I worked for a few auction houses in the 1980's. They each had their normal public auctions, and tended to be lots (singles, sets, collections) that would net $100+. Very similar to what you see today at Kelleher, Seigel, or the others that we have all heard of. Each company also had a sister business of Mail Sales. Similar to an auction (collectors bid on each lot, each lot sold to the highest bidder [if it met the house-imposed minimum], and there was a closing date), but with certain differences (no roomful of bidders - all done by mail/phone/FAX, the material was more in the $10-$100 range, and perhaps only 5% of the lots were photoed).
For each of these companies, we were always wanting for Mail Sale material. We often attended auctions around the country. One of the owners of one of the companies often went to England/Ireland - he always came back with stamps, but I think he was mostly there visiting family, pubs, soccer games, etc. One of our greatest 'unknown' sources was Lippert in Detroit. We were ALWAYS there viewing early and looking through every carton, top to bottom. Once, we got a ratty old remainder lot in a few cartons, but at the very bottom of one of the cartons was a complete MNH collection of blocks of FSAT. My boss (who was there) was willing to pay $5k, based on the FSAT, and the lot opened at a couple $100. It was estimated for $300-500. It got bid up to $1500, and we got it - bidding was between my boss and a single collector. We would have made good money on it at $5k. We took out the FSAT, put the $100+ stuff in one of our auctions, the $10-$100 stuff in our Mail Sale, and sold the remaining cartons - probably untouched except for the FSAT - in one of our collection auctions. If it weren't for my boss digging to the bottom of all the cartons, this lot probably would have sold near the opening bid to the collector. I made up the #'s, but the story is true, and the numbers in my story are reasonably accurate for 'scale'.
My point is that there can be bargains to be had at many auctions (especially collection auctions), depending on the material, the market, and the audience. It CAN be worthwhile for a dealer (show dealer, eBay
seller, auctioneer, etc) to attend other companies' auctions. If they aren't there, many lots would sell for less than they do. As a consignor, one should hope that the room is crowded - whether it is full of deep-pocket collectors, or dealers, or other auctioneers, shouldn't really matter. A consignor wants his stamps to sell for as much as the room will bear, whether it is to someone else that will mark it up to get his profit or a collector who will value and admire it for years. (ETA: the 'full room' is important so that the lots are a viewed fully. Descriptions aren't always accurate. Large lots are rarely photoed in full, although that is getting better.)
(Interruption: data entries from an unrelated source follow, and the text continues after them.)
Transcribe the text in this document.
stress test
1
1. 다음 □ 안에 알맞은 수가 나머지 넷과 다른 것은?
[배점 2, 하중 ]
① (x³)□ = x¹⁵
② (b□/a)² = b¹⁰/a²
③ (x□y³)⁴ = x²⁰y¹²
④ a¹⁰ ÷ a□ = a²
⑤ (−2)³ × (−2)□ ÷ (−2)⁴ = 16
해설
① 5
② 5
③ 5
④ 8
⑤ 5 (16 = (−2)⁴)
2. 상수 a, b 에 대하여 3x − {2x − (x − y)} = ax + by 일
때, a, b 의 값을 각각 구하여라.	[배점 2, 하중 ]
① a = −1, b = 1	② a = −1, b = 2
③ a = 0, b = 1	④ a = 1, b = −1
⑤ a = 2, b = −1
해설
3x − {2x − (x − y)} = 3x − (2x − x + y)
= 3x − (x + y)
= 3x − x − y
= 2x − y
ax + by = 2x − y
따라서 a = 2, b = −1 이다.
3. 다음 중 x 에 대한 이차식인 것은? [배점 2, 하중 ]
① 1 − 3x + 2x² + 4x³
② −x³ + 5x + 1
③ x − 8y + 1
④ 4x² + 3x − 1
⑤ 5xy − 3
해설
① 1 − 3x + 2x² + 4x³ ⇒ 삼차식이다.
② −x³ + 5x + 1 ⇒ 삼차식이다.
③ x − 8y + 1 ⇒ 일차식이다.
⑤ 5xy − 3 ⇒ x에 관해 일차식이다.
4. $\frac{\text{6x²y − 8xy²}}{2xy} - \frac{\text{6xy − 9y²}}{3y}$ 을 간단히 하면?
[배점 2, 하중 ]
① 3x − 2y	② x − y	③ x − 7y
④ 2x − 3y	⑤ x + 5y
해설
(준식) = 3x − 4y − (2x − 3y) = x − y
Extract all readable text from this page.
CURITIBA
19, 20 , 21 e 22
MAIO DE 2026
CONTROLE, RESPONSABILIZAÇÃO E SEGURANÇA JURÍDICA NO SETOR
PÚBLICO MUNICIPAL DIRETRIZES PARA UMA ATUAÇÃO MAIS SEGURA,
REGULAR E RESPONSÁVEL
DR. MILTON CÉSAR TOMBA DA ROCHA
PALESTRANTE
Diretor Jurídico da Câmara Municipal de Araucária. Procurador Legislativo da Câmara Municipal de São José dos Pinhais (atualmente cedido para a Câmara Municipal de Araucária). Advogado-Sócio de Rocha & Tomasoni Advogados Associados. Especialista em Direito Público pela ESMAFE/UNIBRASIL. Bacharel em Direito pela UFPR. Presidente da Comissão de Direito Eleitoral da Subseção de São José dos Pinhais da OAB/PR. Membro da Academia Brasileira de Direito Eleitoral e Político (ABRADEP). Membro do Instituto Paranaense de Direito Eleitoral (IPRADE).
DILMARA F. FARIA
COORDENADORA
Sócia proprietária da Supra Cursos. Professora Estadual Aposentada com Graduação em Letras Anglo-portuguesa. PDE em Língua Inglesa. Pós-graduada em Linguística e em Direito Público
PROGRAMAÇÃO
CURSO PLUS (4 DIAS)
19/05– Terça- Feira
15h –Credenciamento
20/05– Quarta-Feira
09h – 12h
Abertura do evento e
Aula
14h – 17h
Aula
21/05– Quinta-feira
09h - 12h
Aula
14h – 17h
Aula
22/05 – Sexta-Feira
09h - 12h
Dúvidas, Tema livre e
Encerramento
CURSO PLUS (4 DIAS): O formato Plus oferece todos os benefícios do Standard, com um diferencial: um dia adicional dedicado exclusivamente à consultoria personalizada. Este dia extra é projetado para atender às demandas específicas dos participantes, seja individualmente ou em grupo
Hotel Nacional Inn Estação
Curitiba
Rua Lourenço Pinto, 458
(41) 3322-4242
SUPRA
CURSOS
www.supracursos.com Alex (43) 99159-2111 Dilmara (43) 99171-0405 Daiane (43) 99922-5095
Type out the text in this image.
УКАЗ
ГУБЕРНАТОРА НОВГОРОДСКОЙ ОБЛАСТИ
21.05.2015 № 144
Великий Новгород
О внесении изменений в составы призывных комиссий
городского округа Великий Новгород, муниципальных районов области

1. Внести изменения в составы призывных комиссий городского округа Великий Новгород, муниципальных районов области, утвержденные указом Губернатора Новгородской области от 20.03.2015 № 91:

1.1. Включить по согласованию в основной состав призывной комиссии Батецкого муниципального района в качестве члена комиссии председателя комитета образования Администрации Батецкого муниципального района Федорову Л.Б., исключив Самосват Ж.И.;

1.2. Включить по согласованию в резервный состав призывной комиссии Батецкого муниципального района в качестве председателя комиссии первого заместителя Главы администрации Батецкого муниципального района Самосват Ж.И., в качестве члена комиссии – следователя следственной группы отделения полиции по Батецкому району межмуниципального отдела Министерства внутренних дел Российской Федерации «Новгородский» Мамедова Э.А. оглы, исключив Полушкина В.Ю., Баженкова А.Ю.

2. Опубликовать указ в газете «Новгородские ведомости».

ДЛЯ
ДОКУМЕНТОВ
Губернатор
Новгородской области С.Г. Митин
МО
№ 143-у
As with any kind of industry, you should shop around and see which company will meet your needs best. As a consignor, that often means consigning with multiple auction houses, to see who gets the best $$$ and is responsive enough when it is time to get the $$$ into your pocket. There are A's out there, and there are F's (as well as everything in between), and your experience may be very different from the consignor that walked in 5 minutes before you.